Figure 8.2 Network formation by collagen-inspired telechelic biopolymers.
In Chapter 4 we show that the number of intermolecular junctions and intramolecular loops depends not only on protein concentration and temperature but also on the length and the stiffness of the middle block. We synthesised new triblock copolymers with middle blocks, of different lengths and amino acid sequences, named TP4T, TR8T and TP8T (Figure 8.1). For all new proteins, there is a strong dependency of the storage modulus, the relaxation time and the viscosity on concentration and temperature (as for TR4T). However at comparable molar concentrations, the longer versions of polypeptides i.e. TR8T and TP8T show a significantly higher storage modulus and relaxation time than their counterparts TR4T and TP4T. This is because a longer middle block leads to a larger radius of gyration (Rg), which decreases the probability that two end blocks from the same molecule associate with each other, and form a loop. The consequence of fewer loops in the system is a higher storage modulus and a higher overall relaxation time.
Besides the effect of polymer length, we also observed that the R series, i.e. TR4T and TR8T, show a higher storage modulus than their P counterparts, i.e. TP4T and TP8T, at the same concentration and temperature. This can be explained by differences in coil flexibility. Although the P and R blocks have exactly the same amino acid composition, their amino acid sequence is different. Fitzkee et al.  have shown that even a polypeptide chain that assumes a random coil conformation still has locally folded conformations that contribute to the overall flexibility of the chain. This apparently leads to a smaller radius of gyration for the P middle block than for the R middle block and thus to a higher probability of loop formation.
Even though the melting behaviour obtained with DSC is the same for all four polypeptides (as the end blocks stay the same), the temperature at which the G0 value approaches zero and the gel completely loses its elastic properties varies with the length of the middle block. Shorter molecules, i.e. TP4T and TR4T, melt at lower temperatures. A solution of 1.2 mM TP4T melts at 298 K, while TP8T at a comparable molar concentration melts at a temperature which is 15 degrees higher. Furthermore, the R versions show slightly higher melting temperatures than the P versions. These differences in melting behaviour are related to the gel structure and the relative probabilities of forming intramolecular and intermolecular assemblies. We could account for these findings with the help of the analytical model presented in Chapter 3. The only parameter that had to be varied in the model was the coil size of the polymer, since the enthalpy and the melting temperatures of the triple helices did not change with the length of the middle block. The theoretical calculations clearly show that the molecules with smaller Rg form up to 30 % more loops than their bigger counterparts. Loops that act as gel stoppers do not contribute to the network elasticity and significantly lower the melting temperatures detected with rheology.
The network junctions in our gels are solely formed by triple helices. The mechanism of junction formation by the T blocks can be well-described by a two-step kinetic model (Chapter 5). Prior to triple helix propagation, a trimeric nucleus has to be formed. For dilute systems, nucleation is the limiting step, giving an apparent reaction order of three.
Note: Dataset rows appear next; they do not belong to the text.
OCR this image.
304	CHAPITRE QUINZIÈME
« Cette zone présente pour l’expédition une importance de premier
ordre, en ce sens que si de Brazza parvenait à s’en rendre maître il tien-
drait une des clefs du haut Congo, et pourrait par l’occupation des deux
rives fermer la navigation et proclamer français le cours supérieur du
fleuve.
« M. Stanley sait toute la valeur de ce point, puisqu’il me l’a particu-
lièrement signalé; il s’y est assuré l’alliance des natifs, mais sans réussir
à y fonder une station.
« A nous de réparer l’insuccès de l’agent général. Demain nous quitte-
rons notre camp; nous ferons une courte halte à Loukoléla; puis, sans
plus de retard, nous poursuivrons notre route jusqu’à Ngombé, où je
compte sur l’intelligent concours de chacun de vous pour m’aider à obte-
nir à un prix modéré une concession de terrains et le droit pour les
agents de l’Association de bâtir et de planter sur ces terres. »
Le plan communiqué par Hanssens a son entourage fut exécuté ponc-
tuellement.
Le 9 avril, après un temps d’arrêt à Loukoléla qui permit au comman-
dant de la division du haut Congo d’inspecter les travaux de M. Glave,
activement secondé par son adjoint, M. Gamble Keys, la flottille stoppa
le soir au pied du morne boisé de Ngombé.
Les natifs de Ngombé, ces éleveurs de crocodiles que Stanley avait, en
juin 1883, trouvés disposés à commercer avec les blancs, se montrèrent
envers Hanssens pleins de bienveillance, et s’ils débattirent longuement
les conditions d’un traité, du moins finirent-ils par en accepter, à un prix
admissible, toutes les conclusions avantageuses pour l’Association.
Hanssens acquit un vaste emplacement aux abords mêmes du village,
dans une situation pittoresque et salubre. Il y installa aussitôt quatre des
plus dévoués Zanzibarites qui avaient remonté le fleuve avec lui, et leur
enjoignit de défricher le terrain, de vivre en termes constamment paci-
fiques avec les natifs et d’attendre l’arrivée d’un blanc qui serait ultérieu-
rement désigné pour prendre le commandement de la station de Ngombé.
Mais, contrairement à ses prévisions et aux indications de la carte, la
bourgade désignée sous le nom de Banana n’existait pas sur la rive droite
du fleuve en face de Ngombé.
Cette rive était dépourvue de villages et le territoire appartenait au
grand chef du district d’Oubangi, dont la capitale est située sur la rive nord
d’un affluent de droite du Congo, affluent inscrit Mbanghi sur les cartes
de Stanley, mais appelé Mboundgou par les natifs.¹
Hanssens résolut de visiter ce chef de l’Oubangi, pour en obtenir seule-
These results indicate that only triple helices are stable. For more concentrated solutions, when nucleation is relatively fast, propagation of triple helices becomes rate-limiting and the apparent reaction order is close to unity. The propagation of triple helices is probably limited by cis-trans isomerization of peptide bonds, in which proline residues are involved.
Above overlap concentration (C*) the measured enthalpy for stable gels (~15 hours) indicates that almost 100 % of the T blocks are involved in triple helices. Values obtained by us are in good agreement with values obtained by Frank et al.  for single (Gly-Pro-Gly)10 peptides. Conversely, at concentrations below C*, the enthalpy per mole of protein is becoming less, suggesting that the fraction of free ends or mismatched helices becomes more pronounced. The apparent melting temperature increases slightly with increasing concentration. This can be explained on the basis of the reaction stoichiometry under equilibrium conditions [8, 9]. Except for the highest measured concentration (2.4 mM), the apparent melting temperature revealed a dependence on the scan rate, indicating that it was not possible to maintain equilibrium during the heating step. At a concentration of 2.4 mM concentration there is no scan rate dependence, since the melting occurs at a higher temperature, where the dissociation kinetics is faster [4, 10].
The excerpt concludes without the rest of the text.